The Chronic Hypersensitivity Pneumonitis
The Chronic Hypersensitivity Pneumonitis Chronic hypersensitivity pneumonitis (CHP), also known as extrinsic allergic alveolitis, is a complex and often challenging lung condition characterized by inflammation of the alveoli—the tiny air sacs in the lungs where gas exchange occurs. This disease results from an abnormal immune response to inhaled environmental antigens such as mold, dust, bird feathers, or certain chemicals. Unlike acute hypersensitivity pneumonitis, which manifests rapidly and resolves with removal of the offending agent, CHP develops insidiously over months or years, leading to progressive lung damage if not diagnosed and managed promptly.
The pathophysiology of CHP involves a hypersensitive immune reaction, primarily mediated by both type III and type IV hypersensitivity mechanisms. Repeated or continuous exposure to antigens triggers an inflammatory cascade, resulting in alveolar inflammation, granulation tissue formation, and fibrosis. Over time, these changes impair the lung’s elasticity and gas exchange capacity, leading to symptoms such as persistent cough, breathlessness on exertion, fatigue, and in advanced stages, respiratory failure. Patients often struggle to distinguish CHP from other interstitial lung diseases, making accurate diagnosis a critical step in effective management.
Diagnosing chronic hypersensitivity pneumonitis requires a comprehensive approach. Medical history plays a pivotal role, especially in identifying potential environmental exposures. Imaging studies, particularly high-resolution computed tomography (HRCT), reveal characteristic features such as ground-glass opacities, mosaic attenuation, and reticulations indicating fibrosis. Pulmonary function tests typically demonstrate a restrictive pattern with reduced lung volumes and impaired diffusing capacity. Blood tests may show elevated levels of specific IgG antibodies against suspected antigens, supporting the diagnosis. However, lung biopsy may be necessary in ambiguous cases to confirm the presence of fibrosis and rule out other interstitial lung diseases.
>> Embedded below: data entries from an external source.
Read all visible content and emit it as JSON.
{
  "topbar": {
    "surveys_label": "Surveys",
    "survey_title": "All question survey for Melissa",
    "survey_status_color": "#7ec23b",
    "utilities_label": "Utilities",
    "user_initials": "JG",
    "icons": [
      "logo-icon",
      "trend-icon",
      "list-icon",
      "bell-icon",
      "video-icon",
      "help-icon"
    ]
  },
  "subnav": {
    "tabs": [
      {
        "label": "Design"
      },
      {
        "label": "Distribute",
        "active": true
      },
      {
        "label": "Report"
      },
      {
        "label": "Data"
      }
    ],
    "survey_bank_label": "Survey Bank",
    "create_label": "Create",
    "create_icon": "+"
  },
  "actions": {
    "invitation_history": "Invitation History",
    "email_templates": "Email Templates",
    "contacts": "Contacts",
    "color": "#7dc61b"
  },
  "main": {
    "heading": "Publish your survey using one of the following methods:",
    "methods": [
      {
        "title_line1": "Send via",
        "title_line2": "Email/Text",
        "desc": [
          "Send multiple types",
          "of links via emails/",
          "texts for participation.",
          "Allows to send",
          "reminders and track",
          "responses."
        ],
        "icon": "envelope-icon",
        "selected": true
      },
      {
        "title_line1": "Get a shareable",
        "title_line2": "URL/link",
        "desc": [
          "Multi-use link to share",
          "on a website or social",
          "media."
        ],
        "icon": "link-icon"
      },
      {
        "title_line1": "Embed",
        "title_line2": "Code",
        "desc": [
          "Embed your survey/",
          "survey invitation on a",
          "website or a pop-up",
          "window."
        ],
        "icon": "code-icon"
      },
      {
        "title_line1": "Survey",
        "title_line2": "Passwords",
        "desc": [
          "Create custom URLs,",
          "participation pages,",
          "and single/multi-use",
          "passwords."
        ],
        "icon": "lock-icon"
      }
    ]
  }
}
Managing CHP primarily involves eliminating exposure to the offending antigen. This step is often straightforward when the source is identifiable, such as removing a bird from the home or controlling mold growth. Corticosteroids are frequently prescribed to reduce inflammation and alleviate symptoms, especially during acute exacerbations or progressive stages. In cases where fibrosis has become predominant, antifibrotic agents may be considered, although their role in CHP remains under investigation. Pulmonary rehabilitation can improve exercise tolerance and quality of life, while regular monitoring is essential to detect disease progression or complications such as pulmonary hypertension.
Prognosis varies depending on the extent of fibrosis at diagnosis and the effectiveness of antigen avoidance. Early detection and intervention can halt or slow disease progression, but advanced fibrosis often results in irreversible lung damage and poor outcomes. Lung transplantation may be a consideration for eligible patients with end-stage disease, offering a potential life extension.
In summary, chronic hypersensitivity pneumonitis is a potentially debilitating lung condition rooted in immune hypersensitivity to environmental antigens. Its insidious onset and overlap with other interstitial lung diseases underscore the importance of awareness, early diagnosis, and comprehensive management strategies to improve patient outcomes and preserve lung function.